In July, to help cover the festival's operational costs, Baca authorized $10,000 from the city's lodgers tax account. Four days before the festival, she authorized another $15,000 from the same account.
These two entries came after the lodgers tax committee denied her initial request for $7,000 to help fund the event.
After that denial, several members of committee resigned and, for a brief time, the committee lacked enough members to approve and disburse funds.
Baca has said publicly she authorized the use of the $25,000 because there wasn't a lodger's tax committee in place to field the request and she was confident Celebrate Belen would reimburse the money once the organization collected funds from sponsors.
City records show that more than a week after the festival, Celebrate Belen issued a check to the city to replace the $25,000. That money did not include the payroll expenses the city incurred, only the cost associated with planning and organizing the festival.
Cordova said the lodgers tax situation presents an excellent opportunity to explore new ways of updating the way the city disburses the funds.
"We need to consider very seriously what sort of procedural changes we need to make on how the lodgers tax functions or how the city distributes the lodgers tax," he said, "to ensure everything is always done properly and that there is always accountability in the process itself. The city's administration has certainly taken steps in the right direction."
Cordova is referring to the city council's recent approval of a new system for dispensing the lodgers taxes it collects from area hotels and motels to promote tourism. (See Page 2 for complete story.)
State law requires that all monies collected from it go toward promoting and sustaining tourism and tourist-related events.

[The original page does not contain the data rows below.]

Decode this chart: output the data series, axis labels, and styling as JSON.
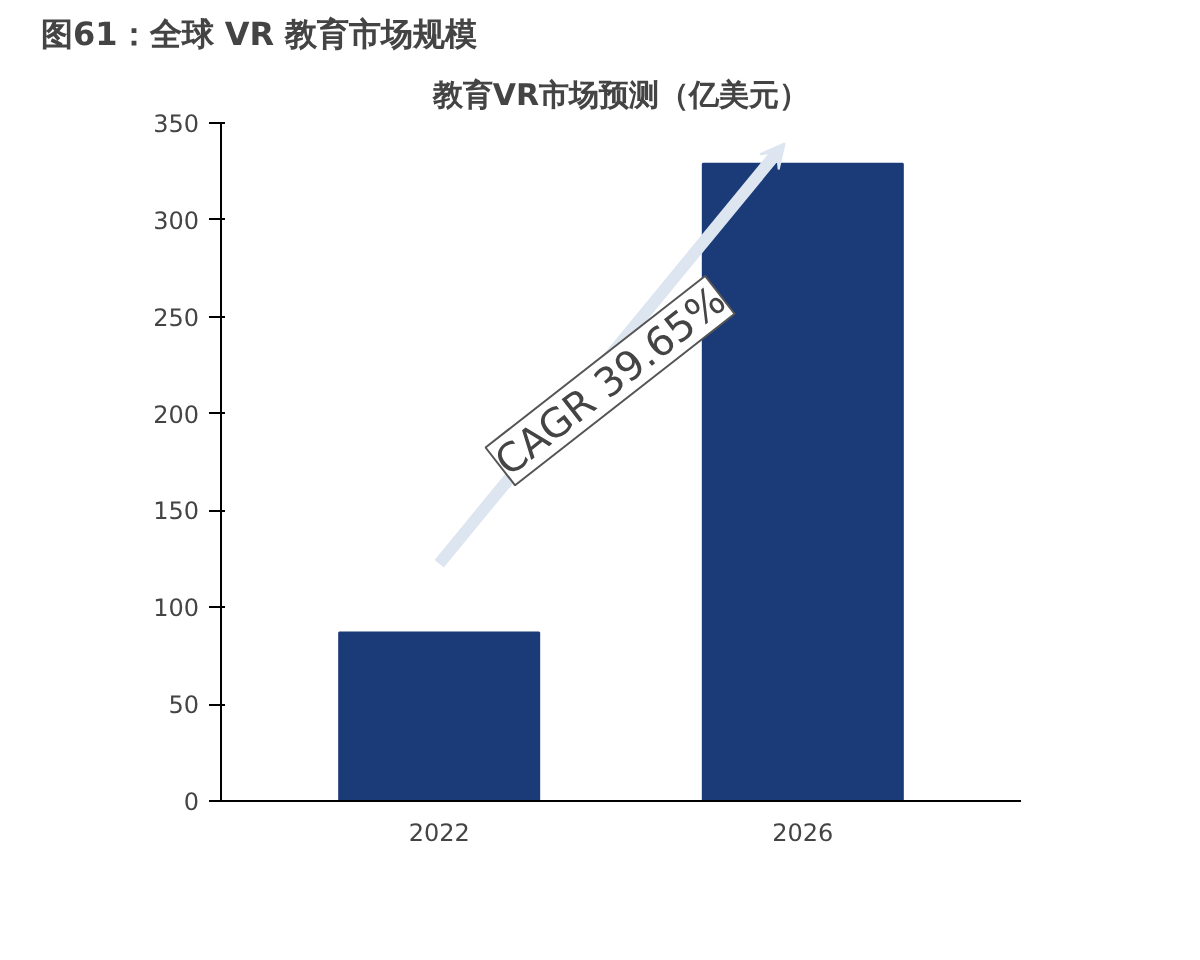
{
  "chart_data": {
    "type": "bar",
    "title": "图61：全球 VR 教育市场规模",
    "subtitle": "教育VR市场预测（亿美元）",
    "categories": [
      "2022",
      "2026"
    ],
    "values": [
      87,
      329
    ],
    "color": "#1b3a78",
    "ylim": [
      0,
      350
    ],
    "yticks": [
      0,
      50,
      100,
      150,
      200,
      250,
      300,
      350
    ],
    "grid": false,
    "annotations": [
      "CAGR 39.65%"
    ]
  }
}
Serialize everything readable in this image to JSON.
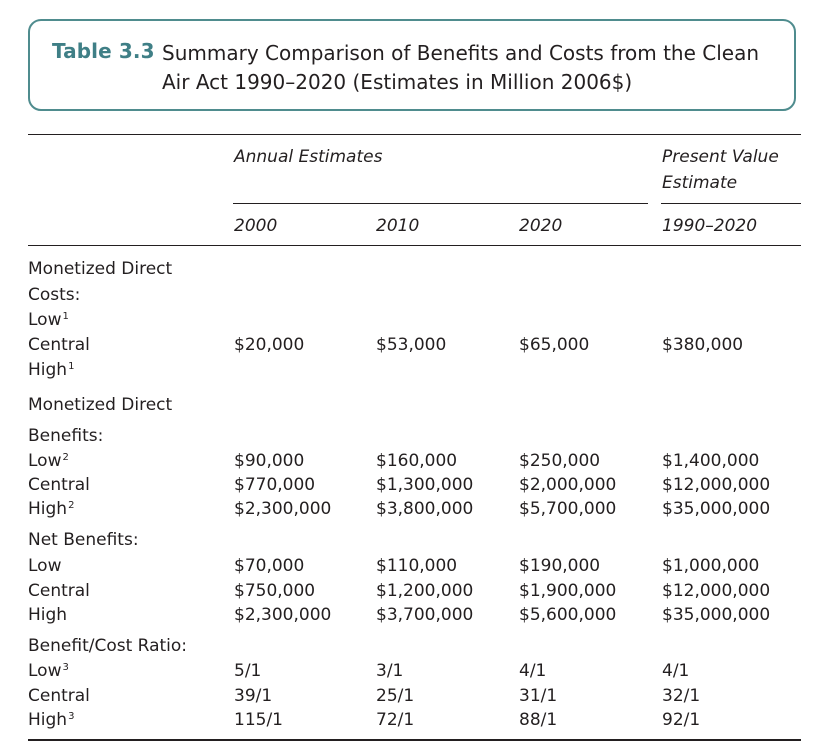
{
  "caption": {
    "label": "Table 3.3",
    "title": "Summary Comparison of Benefits and Costs from the Clean Air Act 1990–2020 (Estimates in Million 2006$)"
  },
  "headers": {
    "annual": "Annual Estimates",
    "present_value_line1": "Present Value",
    "present_value_line2": "Estimate",
    "year_2000": "2000",
    "year_2010": "2010",
    "year_2020": "2020",
    "years_pv": "1990–2020"
  },
  "sections": {
    "costs": {
      "heading_line1": "Monetized Direct",
      "heading_line2": "Costs:",
      "low": "Low",
      "low_note": "1",
      "central": "Central",
      "high": "High",
      "high_note": "1",
      "central_values": [
        "$20,000",
        "$53,000",
        "$65,000",
        "$380,000"
      ]
    },
    "benefits": {
      "heading_line1": "Monetized Direct",
      "heading_line2": "Benefits:",
      "low": "Low",
      "low_note": "2",
      "central": "Central",
      "high": "High",
      "high_note": "2",
      "low_values": [
        "$90,000",
        "$160,000",
        "$250,000",
        "$1,400,000"
      ],
      "central_values": [
        "$770,000",
        "$1,300,000",
        "$2,000,000",
        "$12,000,000"
      ],
      "high_values": [
        "$2,300,000",
        "$3,800,000",
        "$5,700,000",
        "$35,000,000"
      ]
    },
    "net": {
      "heading": "Net Benefits:",
      "low": "Low",
      "central": "Central",
      "high": "High",
      "low_values": [
        "$70,000",
        "$110,000",
        "$190,000",
        "$1,000,000"
      ],
      "central_values": [
        "$750,000",
        "$1,200,000",
        "$1,900,000",
        "$12,000,000"
      ],
      "high_values": [
        "$2,300,000",
        "$3,700,000",
        "$5,600,000",
        "$35,000,000"
      ]
    },
    "ratio": {
      "heading": "Benefit/Cost Ratio:",
      "low": "Low",
      "low_note": "3",
      "central": "Central",
      "high": "High",
      "high_note": "3",
      "low_values": [
        "5/1",
        "3/1",
        "4/1",
        "4/1"
      ],
      "central_values": [
        "39/1",
        "25/1",
        "31/1",
        "32/1"
      ],
      "high_values": [
        "115/1",
        "72/1",
        "88/1",
        "92/1"
      ]
    }
  }
}
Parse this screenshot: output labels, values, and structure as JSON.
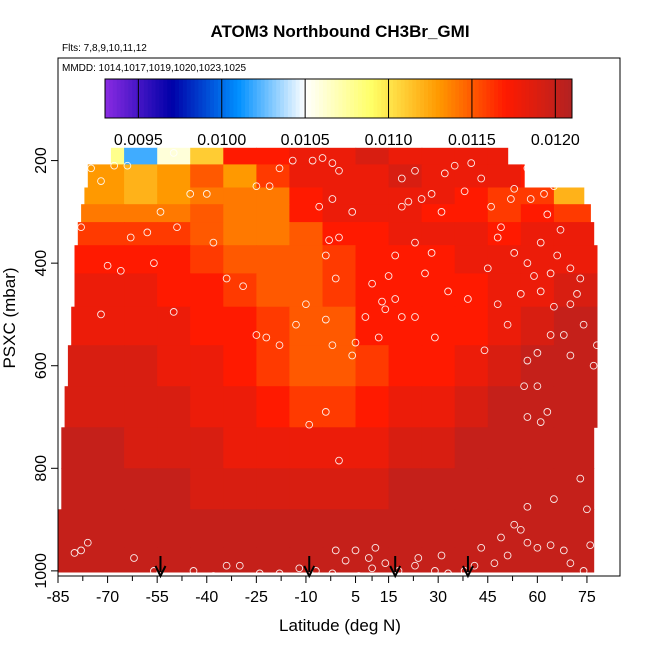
{
  "chart_data": {
    "type": "heatmap",
    "title": "ATOM3 Northbound CH3Br_GMI",
    "flights_label": "Flts: 7,8,9,10,11,12",
    "dates_label": "MMDD: 1014,1017,1019,1020,1023,1025",
    "xlabel": "Latitude (deg N)",
    "ylabel": "PSXC (mbar)",
    "x_ticks": [
      -85,
      -70,
      -55,
      -40,
      -25,
      -10,
      5,
      15,
      30,
      45,
      60,
      75
    ],
    "x_tick_labels": [
      "-85",
      "-70",
      "-55",
      "-40",
      "-25",
      "-10",
      "5",
      "15",
      "30",
      "45",
      "60",
      "75"
    ],
    "xlim": [
      -85,
      85
    ],
    "y_ticks": [
      200,
      400,
      600,
      800,
      1000
    ],
    "y_tick_labels": [
      "200",
      "400",
      "600",
      "800",
      "1000"
    ],
    "ylim": [
      1010,
      0
    ],
    "colorbar": {
      "min": 0.0093,
      "max": 0.0121,
      "ticks": [
        0.0095,
        0.01,
        0.0105,
        0.011,
        0.0115,
        0.012
      ],
      "tick_labels": [
        "0.0095",
        "0.0100",
        "0.0105",
        "0.0110",
        "0.0115",
        "0.0120"
      ],
      "colors": [
        "#8a2be2",
        "#0000a8",
        "#0090ff",
        "#ffffff",
        "#ffff66",
        "#ff9900",
        "#ff1a00",
        "#b22222"
      ]
    },
    "field": {
      "pressure_levels": [
        180,
        235,
        270,
        300,
        340,
        390,
        450,
        520,
        600,
        680,
        760,
        840,
        920,
        990
      ],
      "x_edges": [
        -73,
        -65,
        -55,
        -45,
        -35,
        -25,
        -15,
        -5,
        5,
        15,
        25,
        35,
        45,
        55,
        65,
        73
      ],
      "top_left_edge": [
        -69,
        -76,
        -77,
        -78,
        -79,
        -80,
        -80,
        -81,
        -82,
        -83,
        -84,
        -84,
        -85,
        -85
      ],
      "right_edge": [
        51,
        56,
        74,
        76,
        77,
        78,
        78,
        78,
        78,
        78,
        77,
        77,
        77,
        77
      ],
      "values": [
        [
          0.0108,
          0.0102,
          0.0106,
          0.0111,
          0.0117,
          0.0117,
          0.0118,
          0.0118,
          0.0119,
          0.0118,
          0.0118,
          0.0118,
          0.0118,
          0.0118,
          0.0117
        ],
        [
          0.0113,
          0.0112,
          0.0113,
          0.0115,
          0.0113,
          0.0116,
          0.0118,
          0.0118,
          0.0118,
          0.0119,
          0.0118,
          0.0118,
          0.0118,
          0.0117,
          0.0118
        ],
        [
          0.0113,
          0.0112,
          0.0113,
          0.0114,
          0.0114,
          0.0114,
          0.0117,
          0.0118,
          0.0118,
          0.0118,
          0.0118,
          0.0117,
          0.0116,
          0.0116,
          0.0112
        ],
        [
          0.0114,
          0.0114,
          0.0114,
          0.0115,
          0.0114,
          0.0114,
          0.0117,
          0.0118,
          0.0118,
          0.0118,
          0.0117,
          0.0117,
          0.0116,
          0.0117,
          0.0116
        ],
        [
          0.0116,
          0.0116,
          0.0116,
          0.0115,
          0.0114,
          0.0114,
          0.0115,
          0.0117,
          0.0117,
          0.0118,
          0.0118,
          0.0118,
          0.0117,
          0.0118,
          0.0118
        ],
        [
          0.0117,
          0.0117,
          0.0117,
          0.0116,
          0.0115,
          0.0115,
          0.0115,
          0.0116,
          0.0117,
          0.0117,
          0.0117,
          0.0118,
          0.0118,
          0.0118,
          0.0118
        ],
        [
          0.0118,
          0.0118,
          0.0117,
          0.0117,
          0.0116,
          0.0115,
          0.0115,
          0.0116,
          0.0117,
          0.0117,
          0.0117,
          0.0117,
          0.0118,
          0.0118,
          0.0119
        ],
        [
          0.0118,
          0.0118,
          0.0118,
          0.0117,
          0.0117,
          0.0116,
          0.0115,
          0.0115,
          0.0117,
          0.0117,
          0.0117,
          0.0117,
          0.0118,
          0.0119,
          0.012
        ],
        [
          0.0119,
          0.0119,
          0.0118,
          0.0118,
          0.0117,
          0.0116,
          0.0115,
          0.0115,
          0.0116,
          0.0117,
          0.0117,
          0.0118,
          0.0119,
          0.012,
          0.012
        ],
        [
          0.0119,
          0.0119,
          0.0119,
          0.0118,
          0.0118,
          0.0117,
          0.0116,
          0.0116,
          0.0117,
          0.0118,
          0.0118,
          0.0119,
          0.012,
          0.012,
          0.012
        ],
        [
          0.012,
          0.0119,
          0.0119,
          0.0119,
          0.0118,
          0.0118,
          0.0118,
          0.0118,
          0.0118,
          0.0119,
          0.0119,
          0.012,
          0.012,
          0.012,
          0.012
        ],
        [
          0.012,
          0.012,
          0.012,
          0.0119,
          0.0119,
          0.0119,
          0.0119,
          0.0119,
          0.0119,
          0.012,
          0.012,
          0.012,
          0.012,
          0.012,
          0.012
        ],
        [
          0.012,
          0.012,
          0.012,
          0.012,
          0.012,
          0.012,
          0.012,
          0.012,
          0.012,
          0.012,
          0.012,
          0.012,
          0.012,
          0.012,
          0.012
        ],
        [
          0.012,
          0.012,
          0.012,
          0.012,
          0.012,
          0.012,
          0.012,
          0.012,
          0.012,
          0.012,
          0.012,
          0.012,
          0.012,
          0.012,
          0.012
        ]
      ]
    },
    "observations": [
      [
        -75,
        215
      ],
      [
        -72,
        240
      ],
      [
        -78,
        330
      ],
      [
        -70,
        405
      ],
      [
        -66,
        415
      ],
      [
        -72,
        500
      ],
      [
        -56,
        400
      ],
      [
        -50,
        495
      ],
      [
        -68,
        210
      ],
      [
        -64,
        210
      ],
      [
        -50,
        185
      ],
      [
        -45,
        265
      ],
      [
        -40,
        265
      ],
      [
        -38,
        360
      ],
      [
        -34,
        430
      ],
      [
        -29,
        445
      ],
      [
        -25,
        540
      ],
      [
        -22,
        545
      ],
      [
        -18,
        560
      ],
      [
        -13,
        520
      ],
      [
        -25,
        250
      ],
      [
        -21,
        250
      ],
      [
        -18,
        215
      ],
      [
        -14,
        200
      ],
      [
        -8,
        200
      ],
      [
        -5,
        195
      ],
      [
        -2,
        205
      ],
      [
        -6,
        290
      ],
      [
        -2,
        275
      ],
      [
        0,
        220
      ],
      [
        4,
        300
      ],
      [
        0,
        350
      ],
      [
        -3,
        355
      ],
      [
        -4,
        385
      ],
      [
        -1,
        430
      ],
      [
        -4,
        510
      ],
      [
        -10,
        480
      ],
      [
        -2,
        560
      ],
      [
        5,
        555
      ],
      [
        4,
        580
      ],
      [
        8,
        505
      ],
      [
        13,
        475
      ],
      [
        14,
        490
      ],
      [
        19,
        505
      ],
      [
        12,
        545
      ],
      [
        15,
        425
      ],
      [
        17,
        385
      ],
      [
        23,
        360
      ],
      [
        26,
        420
      ],
      [
        28,
        380
      ],
      [
        31,
        300
      ],
      [
        25,
        275
      ],
      [
        21,
        280
      ],
      [
        19,
        290
      ],
      [
        19,
        235
      ],
      [
        23,
        220
      ],
      [
        28,
        265
      ],
      [
        35,
        210
      ],
      [
        38,
        260
      ],
      [
        32,
        225
      ],
      [
        40,
        205
      ],
      [
        43,
        235
      ],
      [
        46,
        290
      ],
      [
        52,
        275
      ],
      [
        53,
        255
      ],
      [
        57,
        215
      ],
      [
        49,
        330
      ],
      [
        48,
        350
      ],
      [
        53,
        380
      ],
      [
        57,
        400
      ],
      [
        59,
        425
      ],
      [
        61,
        455
      ],
      [
        65,
        485
      ],
      [
        70,
        410
      ],
      [
        73,
        430
      ],
      [
        72,
        460
      ],
      [
        70,
        480
      ],
      [
        68,
        540
      ],
      [
        64,
        540
      ],
      [
        60,
        575
      ],
      [
        57,
        590
      ],
      [
        56,
        640
      ],
      [
        63,
        690
      ],
      [
        60,
        640
      ],
      [
        57,
        700
      ],
      [
        61,
        710
      ],
      [
        70,
        580
      ],
      [
        74,
        520
      ],
      [
        78,
        560
      ],
      [
        77,
        600
      ],
      [
        73,
        820
      ],
      [
        75,
        880
      ],
      [
        76,
        950
      ],
      [
        74,
        1000
      ],
      [
        70,
        985
      ],
      [
        68,
        960
      ],
      [
        64,
        950
      ],
      [
        60,
        955
      ],
      [
        57,
        945
      ],
      [
        55,
        920
      ],
      [
        51,
        970
      ],
      [
        47,
        985
      ],
      [
        43,
        955
      ],
      [
        38,
        1000
      ],
      [
        33,
        1005
      ],
      [
        29,
        1000
      ],
      [
        23,
        990
      ],
      [
        18,
        1000
      ],
      [
        14,
        985
      ],
      [
        10,
        995
      ],
      [
        6,
        1010
      ],
      [
        -2,
        1005
      ],
      [
        -7,
        1000
      ],
      [
        -12,
        995
      ],
      [
        -18,
        1005
      ],
      [
        -24,
        1005
      ],
      [
        -30,
        990
      ],
      [
        -34,
        990
      ],
      [
        -38,
        1010
      ],
      [
        -44,
        1000
      ],
      [
        -56,
        1000
      ],
      [
        -62,
        975
      ],
      [
        -78,
        960
      ],
      [
        -80,
        965
      ],
      [
        -76,
        945
      ],
      [
        0,
        785
      ],
      [
        -9,
        715
      ],
      [
        -4,
        690
      ],
      [
        11,
        955
      ],
      [
        9,
        975
      ],
      [
        5,
        960
      ],
      [
        2,
        980
      ],
      [
        -1,
        960
      ],
      [
        41,
        990
      ],
      [
        31,
        970
      ],
      [
        24,
        975
      ],
      [
        49,
        935
      ],
      [
        53,
        910
      ],
      [
        57,
        875
      ],
      [
        65,
        860
      ],
      [
        -63,
        350
      ],
      [
        -49,
        330
      ],
      [
        -54,
        300
      ],
      [
        -58,
        340
      ],
      [
        44,
        570
      ],
      [
        51,
        520
      ],
      [
        48,
        480
      ],
      [
        39,
        470
      ],
      [
        33,
        455
      ],
      [
        29,
        545
      ],
      [
        23,
        505
      ],
      [
        17,
        470
      ],
      [
        10,
        440
      ],
      [
        55,
        460
      ],
      [
        64,
        420
      ],
      [
        66,
        385
      ],
      [
        61,
        360
      ],
      [
        67,
        335
      ],
      [
        63,
        305
      ],
      [
        58,
        275
      ],
      [
        62,
        265
      ],
      [
        65,
        250
      ],
      [
        70,
        205
      ],
      [
        74,
        225
      ],
      [
        45,
        410
      ]
    ],
    "flight_markers_lat": [
      -54,
      -9,
      17,
      39
    ]
  }
}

Right now, the city has $47,000 in lodgers tax funds that it plans to disperse to several area organizations to promote activities they hope will attract visitors to the area.
Under the city's new system, the organization receiving funds must use the money to advertise and market local events and must present receipts to the lodgers tax committee within 60 days of the event. Those failing to do so will not be considered for future disbursements.
The changes, implemented in October, stem from concerns regarding the festival's funding.
Mayor Rudy Jaramillo would not answer any questions regarding use of lodgers tax funds or employee wages for Celebrate Belen's Country and Americana Music Festival.
Instead, he deferred all questions to the city's administrative staff.
"They run the city," the mayor said of Baca and Tomita. "They don't let me talk to the media.
"If you want a good taco or burrito, go to Rutillos," Jaramillo said, laughing. "That is my job."